Working in a tight space with four other students, six computer monitors and a chalkboard covered in writing, senior Errol Kaylor dryly commented on the team’s difficulties as they worked out remaining bugs in their virtual reality project less than a week before they had to present at SMC-Down.
“So, it’s possible we have just destroyed our project,” he said.
Kaylor and his group’s project, titled Gimbal’s Field, allows a user wearing a headset to be surrounded by stars and explore the constellations of the night sky.
“We wanted an experience that is not something we already experience in everyday life,” senior Jamie Nguyen said on why her team chose to do a stargazing simulator.
They are one among three teams working on separate virtual reality projects for professor Monica McGill’s CS 332: Software Engineering course. For most students in the class, it was their first experience working with virtual reality software.
“The fact that it’s VR has had a learning curve for sure … it’s a lot of learning from mistakes,” sophomore Patrick Steppan said.
While some of the students had past experience with game design, creating a convincing 3D virtual reality was full of intricate challenges for the students.
“Making crickets sound like they come from over there and the fire crackling sound like it’s coming from the fire [was difficult],” Steppan said.
With the students’ projects varying from stargazing to a flight simulator to a haunted house game, McGill noted the various applications the technology had, highlighting the zen mode featured in Gimbal’s Field.
“It can be pretty calming … you’re looking at stars but there’s a campfire, there’s a lot of audio going on, cricket sounds and other ambient sounds … it’s almost like a destressing type environment,” she said.
On the opposite end was the horror game and Temple Run-inspired project, whose team members included senior Lydia Ha and junior Nhi Cung, in which players are chased in a haunted house by monsters.
“You feel like you are in a real horror movie,” Cung said.
Ha discussed the kind of intense experience that virtual reality provides, noting that she herself got motion sickness from experiencing certain 360 degree flips within the game. While that was a specific effect her team hoped to remove, she did say it was fun seeing how strongly testers reacted to the game.
“Some people, they’re not used to VR and they didn’t know that you only need to use your head to move, they moved their whole body … a lot of them screamed too, so that was fun,” she said.
Cung, who had previously taken a 2D game design course at Knox, enjoyed that the project allowed her to combine her interests.
“I’m very interested in like creating things that have something to do with CS but related to art and visual stuff É it’s something really attractive to me,” Cung said.
This is the first time Knox students have gotten to directly work with VR technology. McGill has just introduced it into this course and hopes to continue using it to instruct students.

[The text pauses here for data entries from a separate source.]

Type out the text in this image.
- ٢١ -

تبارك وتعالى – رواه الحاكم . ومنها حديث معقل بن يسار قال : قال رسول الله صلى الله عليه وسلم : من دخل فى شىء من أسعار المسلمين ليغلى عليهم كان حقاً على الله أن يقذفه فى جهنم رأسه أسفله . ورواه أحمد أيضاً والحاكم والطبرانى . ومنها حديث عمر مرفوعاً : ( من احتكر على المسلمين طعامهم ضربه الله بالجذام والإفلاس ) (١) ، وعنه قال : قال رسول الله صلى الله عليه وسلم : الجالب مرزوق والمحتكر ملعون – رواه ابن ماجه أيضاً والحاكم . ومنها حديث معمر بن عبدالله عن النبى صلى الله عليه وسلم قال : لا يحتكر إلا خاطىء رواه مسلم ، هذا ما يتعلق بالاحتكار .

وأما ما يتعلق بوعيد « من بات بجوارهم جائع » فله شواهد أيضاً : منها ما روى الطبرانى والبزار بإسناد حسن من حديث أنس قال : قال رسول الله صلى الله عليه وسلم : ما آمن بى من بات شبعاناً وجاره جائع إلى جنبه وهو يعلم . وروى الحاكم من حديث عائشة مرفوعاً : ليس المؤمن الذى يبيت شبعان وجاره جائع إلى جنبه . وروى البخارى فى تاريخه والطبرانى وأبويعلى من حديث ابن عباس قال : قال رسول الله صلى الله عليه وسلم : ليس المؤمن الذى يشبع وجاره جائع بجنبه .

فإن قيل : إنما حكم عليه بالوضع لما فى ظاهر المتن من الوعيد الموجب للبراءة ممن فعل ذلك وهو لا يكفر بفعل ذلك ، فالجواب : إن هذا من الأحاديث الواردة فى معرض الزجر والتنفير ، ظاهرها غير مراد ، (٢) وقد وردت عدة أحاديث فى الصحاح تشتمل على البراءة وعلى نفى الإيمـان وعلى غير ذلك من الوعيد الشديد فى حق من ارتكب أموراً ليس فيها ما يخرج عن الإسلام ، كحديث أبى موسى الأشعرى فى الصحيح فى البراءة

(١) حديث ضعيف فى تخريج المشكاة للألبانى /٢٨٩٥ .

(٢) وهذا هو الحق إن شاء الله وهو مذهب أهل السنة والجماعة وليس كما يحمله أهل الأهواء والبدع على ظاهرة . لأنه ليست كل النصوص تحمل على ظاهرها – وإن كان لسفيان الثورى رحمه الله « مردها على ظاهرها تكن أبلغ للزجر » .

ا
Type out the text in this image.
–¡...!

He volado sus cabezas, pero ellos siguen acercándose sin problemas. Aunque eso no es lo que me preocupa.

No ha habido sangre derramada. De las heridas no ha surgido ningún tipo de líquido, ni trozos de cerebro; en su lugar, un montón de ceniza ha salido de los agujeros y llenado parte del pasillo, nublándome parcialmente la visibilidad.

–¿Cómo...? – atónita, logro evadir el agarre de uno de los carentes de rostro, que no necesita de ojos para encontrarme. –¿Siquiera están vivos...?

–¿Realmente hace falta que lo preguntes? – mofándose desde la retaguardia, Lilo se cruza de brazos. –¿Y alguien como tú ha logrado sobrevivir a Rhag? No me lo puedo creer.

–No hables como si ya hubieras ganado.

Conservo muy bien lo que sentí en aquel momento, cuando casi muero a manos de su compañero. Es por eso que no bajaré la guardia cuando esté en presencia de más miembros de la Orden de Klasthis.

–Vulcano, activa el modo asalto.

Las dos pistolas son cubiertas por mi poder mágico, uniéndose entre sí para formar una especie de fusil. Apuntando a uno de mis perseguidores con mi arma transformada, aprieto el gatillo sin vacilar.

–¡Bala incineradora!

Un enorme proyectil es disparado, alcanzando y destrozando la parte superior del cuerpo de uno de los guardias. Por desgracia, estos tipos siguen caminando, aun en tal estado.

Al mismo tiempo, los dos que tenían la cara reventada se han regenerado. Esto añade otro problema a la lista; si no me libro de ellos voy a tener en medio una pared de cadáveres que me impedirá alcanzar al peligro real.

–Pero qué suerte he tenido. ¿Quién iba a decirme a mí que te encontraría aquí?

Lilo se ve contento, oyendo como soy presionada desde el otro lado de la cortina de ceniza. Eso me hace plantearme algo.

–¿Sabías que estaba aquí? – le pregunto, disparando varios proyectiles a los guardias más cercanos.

“Now that we have them, we can hopefully do more with them in the future as well … virtual reality is not going away, so giving students exposure to this newer technology will definitely help them,” she said.
While students were surprised by the presence of VR in the course, they were pleased with the unique experience it provided.
“It’s sort of like a class that can’t be offered at larger universities because of limited hardware, but also the fact that we’re in such small teams makes it impossible to do on a wider scale,” Steppan said.
The VR projects are serving as a capstone experience for students working toward a CS degree. The projects are getting two public presentations, first as part of SMC-Down on May 5 followed by a final presentation on May 18.
“I’m really hoping people are kind of wowed by it. Maybe that’s asking for a lot, but I think that people will definitely be like ‘oh this is so cool,’” Kaylor said.
Students were in unison about their hope that students come out to test the projects and that virtual reality was something that needed to be experienced first hand.
“Everyone is still there, but when you put on the headset, another world appears in front of you … it’s more real than I thought,” said Cung.